You're projecting opinions that have absolutely nothing to do with the officers situation into you're decision as to if the shooting was justified. You're making the decision that he acted improperly out of ignorance rather than from the facts.

Have a little more respect for the people that put their lives on the line to enforce the law than to call them a murder based on very few facts when the facts don't disprove that it was self defense.

LiquidTension
August 2, 2004, 07:02 PM
Naturally, other cops are not going to criticize one of their own for a shooting - even a bad one. They need to present a unified front in order to maintain public support. How many more people would start to dislike police if they appeared to be fighting amongst themselves?

I'm not bashing or trying to justify their actions, just offering a possible explanation. Also, the us vs them mentality is greater in the LE field than most others, so they're going to tend to stick together. Once again, not bashing - just stating things the way I see them (and the way I was taught by other police officers).

DMF
August 2, 2004, 07:11 PM
(and the way I was taught by other police officers). Caveats like this, and the ever popular, "I have several friends who are cops and they told me . . ." amuse me, but it's clearly an attempt by the author to give their OPINIONS a greater appearance of credibility.

I'd like to know where all these cops are who are having these secret meetings to teach other never criticize another cop. :rolleyes:

insidious_calm
August 2, 2004, 08:35 PM
Ok, I stand corrected. You can slap leather, clear your gun and pull the trigger in .09 seconds. Not exactly what I was talking about but fine. If you're doing that then your actions are strictly reflexive and your are not identifying your target or determining in fact that they are even a threat.
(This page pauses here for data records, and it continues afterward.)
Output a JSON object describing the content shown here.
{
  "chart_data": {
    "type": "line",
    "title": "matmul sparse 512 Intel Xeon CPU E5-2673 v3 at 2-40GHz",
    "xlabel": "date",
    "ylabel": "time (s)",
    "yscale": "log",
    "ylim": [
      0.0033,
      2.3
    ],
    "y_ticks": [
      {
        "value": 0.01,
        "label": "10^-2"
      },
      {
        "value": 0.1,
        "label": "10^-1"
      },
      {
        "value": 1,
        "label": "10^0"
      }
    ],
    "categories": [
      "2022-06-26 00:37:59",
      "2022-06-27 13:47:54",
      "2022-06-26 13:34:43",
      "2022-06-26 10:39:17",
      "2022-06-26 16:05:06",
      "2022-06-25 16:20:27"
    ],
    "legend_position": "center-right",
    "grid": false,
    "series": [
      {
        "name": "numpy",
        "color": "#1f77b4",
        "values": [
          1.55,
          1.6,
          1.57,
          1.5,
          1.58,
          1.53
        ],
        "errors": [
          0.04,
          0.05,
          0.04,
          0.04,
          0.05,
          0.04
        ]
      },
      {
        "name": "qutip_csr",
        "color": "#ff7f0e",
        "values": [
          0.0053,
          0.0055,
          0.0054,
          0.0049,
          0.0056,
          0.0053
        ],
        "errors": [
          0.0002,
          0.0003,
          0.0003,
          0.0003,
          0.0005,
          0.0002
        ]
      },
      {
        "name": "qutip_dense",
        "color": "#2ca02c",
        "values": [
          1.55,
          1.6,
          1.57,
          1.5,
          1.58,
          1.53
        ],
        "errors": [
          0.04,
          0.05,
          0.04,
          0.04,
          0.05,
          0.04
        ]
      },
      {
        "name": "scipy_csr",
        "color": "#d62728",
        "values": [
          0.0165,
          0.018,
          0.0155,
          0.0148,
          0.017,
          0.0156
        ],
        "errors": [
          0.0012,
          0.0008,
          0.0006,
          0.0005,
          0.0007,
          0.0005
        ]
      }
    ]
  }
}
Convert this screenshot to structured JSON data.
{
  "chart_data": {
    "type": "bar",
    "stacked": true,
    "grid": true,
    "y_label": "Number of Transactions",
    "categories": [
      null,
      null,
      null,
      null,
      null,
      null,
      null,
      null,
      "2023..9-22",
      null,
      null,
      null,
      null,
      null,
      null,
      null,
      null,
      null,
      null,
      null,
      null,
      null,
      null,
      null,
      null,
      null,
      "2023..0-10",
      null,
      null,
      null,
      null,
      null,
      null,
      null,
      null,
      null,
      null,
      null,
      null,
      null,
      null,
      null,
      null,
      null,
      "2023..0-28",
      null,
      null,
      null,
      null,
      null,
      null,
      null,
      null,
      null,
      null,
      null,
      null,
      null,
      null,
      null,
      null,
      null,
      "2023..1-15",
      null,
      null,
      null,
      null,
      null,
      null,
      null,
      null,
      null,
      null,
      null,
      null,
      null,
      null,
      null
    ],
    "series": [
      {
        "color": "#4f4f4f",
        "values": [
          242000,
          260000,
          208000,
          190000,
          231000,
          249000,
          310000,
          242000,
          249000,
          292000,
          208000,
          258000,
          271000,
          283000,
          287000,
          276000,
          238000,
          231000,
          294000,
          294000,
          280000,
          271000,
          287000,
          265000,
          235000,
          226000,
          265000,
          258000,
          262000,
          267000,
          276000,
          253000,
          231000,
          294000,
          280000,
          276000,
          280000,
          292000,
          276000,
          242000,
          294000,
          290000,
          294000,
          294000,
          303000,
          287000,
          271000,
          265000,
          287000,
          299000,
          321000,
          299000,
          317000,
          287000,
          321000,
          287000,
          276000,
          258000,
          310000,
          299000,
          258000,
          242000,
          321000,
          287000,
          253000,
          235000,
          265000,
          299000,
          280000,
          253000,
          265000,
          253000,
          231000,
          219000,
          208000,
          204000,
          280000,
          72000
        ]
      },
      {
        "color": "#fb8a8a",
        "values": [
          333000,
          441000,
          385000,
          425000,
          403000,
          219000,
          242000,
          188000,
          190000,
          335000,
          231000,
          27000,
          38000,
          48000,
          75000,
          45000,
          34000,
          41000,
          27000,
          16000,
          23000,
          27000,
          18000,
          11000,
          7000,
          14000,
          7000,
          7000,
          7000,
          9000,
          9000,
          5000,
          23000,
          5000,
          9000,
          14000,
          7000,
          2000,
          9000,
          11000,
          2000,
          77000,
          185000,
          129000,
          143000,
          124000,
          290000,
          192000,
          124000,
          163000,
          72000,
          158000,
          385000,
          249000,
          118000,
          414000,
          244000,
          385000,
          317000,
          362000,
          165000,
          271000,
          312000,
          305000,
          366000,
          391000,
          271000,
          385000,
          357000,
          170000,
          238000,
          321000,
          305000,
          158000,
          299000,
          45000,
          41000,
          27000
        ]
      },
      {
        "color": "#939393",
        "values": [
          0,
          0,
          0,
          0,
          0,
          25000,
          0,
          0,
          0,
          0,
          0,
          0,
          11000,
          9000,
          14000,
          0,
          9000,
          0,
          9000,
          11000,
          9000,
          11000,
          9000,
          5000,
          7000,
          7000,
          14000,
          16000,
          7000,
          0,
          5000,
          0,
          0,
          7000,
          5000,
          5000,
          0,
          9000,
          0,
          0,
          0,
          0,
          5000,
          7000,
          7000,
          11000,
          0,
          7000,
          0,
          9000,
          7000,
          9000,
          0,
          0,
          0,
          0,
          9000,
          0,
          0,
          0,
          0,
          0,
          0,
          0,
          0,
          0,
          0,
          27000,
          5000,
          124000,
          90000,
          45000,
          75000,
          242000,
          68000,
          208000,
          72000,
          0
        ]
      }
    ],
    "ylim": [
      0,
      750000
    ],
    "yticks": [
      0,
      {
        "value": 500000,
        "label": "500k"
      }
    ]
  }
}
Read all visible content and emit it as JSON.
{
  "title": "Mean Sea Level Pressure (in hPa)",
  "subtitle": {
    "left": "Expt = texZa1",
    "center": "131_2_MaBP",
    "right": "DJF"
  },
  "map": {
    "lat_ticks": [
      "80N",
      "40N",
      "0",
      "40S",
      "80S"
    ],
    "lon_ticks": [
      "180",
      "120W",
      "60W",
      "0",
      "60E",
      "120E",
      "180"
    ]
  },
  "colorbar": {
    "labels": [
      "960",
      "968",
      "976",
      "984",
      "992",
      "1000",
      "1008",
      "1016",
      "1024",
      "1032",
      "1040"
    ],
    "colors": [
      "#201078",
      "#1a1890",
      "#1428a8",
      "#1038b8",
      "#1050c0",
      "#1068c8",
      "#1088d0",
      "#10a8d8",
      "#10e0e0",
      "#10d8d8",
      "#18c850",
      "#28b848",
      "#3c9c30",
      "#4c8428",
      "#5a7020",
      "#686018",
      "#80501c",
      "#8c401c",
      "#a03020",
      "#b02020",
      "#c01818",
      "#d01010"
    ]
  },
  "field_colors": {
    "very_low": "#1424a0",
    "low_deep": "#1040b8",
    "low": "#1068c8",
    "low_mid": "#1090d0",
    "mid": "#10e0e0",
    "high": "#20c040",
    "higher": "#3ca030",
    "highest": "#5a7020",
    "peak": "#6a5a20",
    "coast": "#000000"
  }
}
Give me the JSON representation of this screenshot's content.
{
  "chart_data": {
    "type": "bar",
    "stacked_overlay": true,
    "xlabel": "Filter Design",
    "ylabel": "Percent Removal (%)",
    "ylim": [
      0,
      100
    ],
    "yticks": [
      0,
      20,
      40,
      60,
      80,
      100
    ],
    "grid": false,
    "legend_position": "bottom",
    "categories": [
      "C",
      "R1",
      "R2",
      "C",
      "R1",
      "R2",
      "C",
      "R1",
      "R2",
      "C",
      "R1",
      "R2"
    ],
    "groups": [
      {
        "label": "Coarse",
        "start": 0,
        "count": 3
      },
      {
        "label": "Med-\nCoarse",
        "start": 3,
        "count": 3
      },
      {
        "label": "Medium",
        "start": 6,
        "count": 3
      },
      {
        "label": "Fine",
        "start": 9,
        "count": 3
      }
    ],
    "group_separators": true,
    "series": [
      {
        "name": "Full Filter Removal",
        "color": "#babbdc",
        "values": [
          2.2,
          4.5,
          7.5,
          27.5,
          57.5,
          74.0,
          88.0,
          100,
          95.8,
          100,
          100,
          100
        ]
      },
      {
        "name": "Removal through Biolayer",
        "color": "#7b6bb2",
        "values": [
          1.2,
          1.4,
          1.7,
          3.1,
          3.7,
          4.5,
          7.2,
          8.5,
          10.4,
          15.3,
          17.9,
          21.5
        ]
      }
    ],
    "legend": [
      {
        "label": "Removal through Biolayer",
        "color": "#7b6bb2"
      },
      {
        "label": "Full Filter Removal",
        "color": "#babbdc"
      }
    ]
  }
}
I think I see why we are even talking about this......



I.C.


P.S. - Don't begin to think you understand MY level of training either. ;)

P95Carry
August 2, 2004, 08:52 PM
I'm outta here. Right behind ya Andy .... :(

Don Gwinn
August 3, 2004, 02:23 AM
I think we've all had enough of this, and since the original topic is apparently no longer under discussion, I assume that discussion has been concluded.

Lights out. I wish I knew what to say to convince some of you to treat each other like friends, but maybe that's just too much to ask.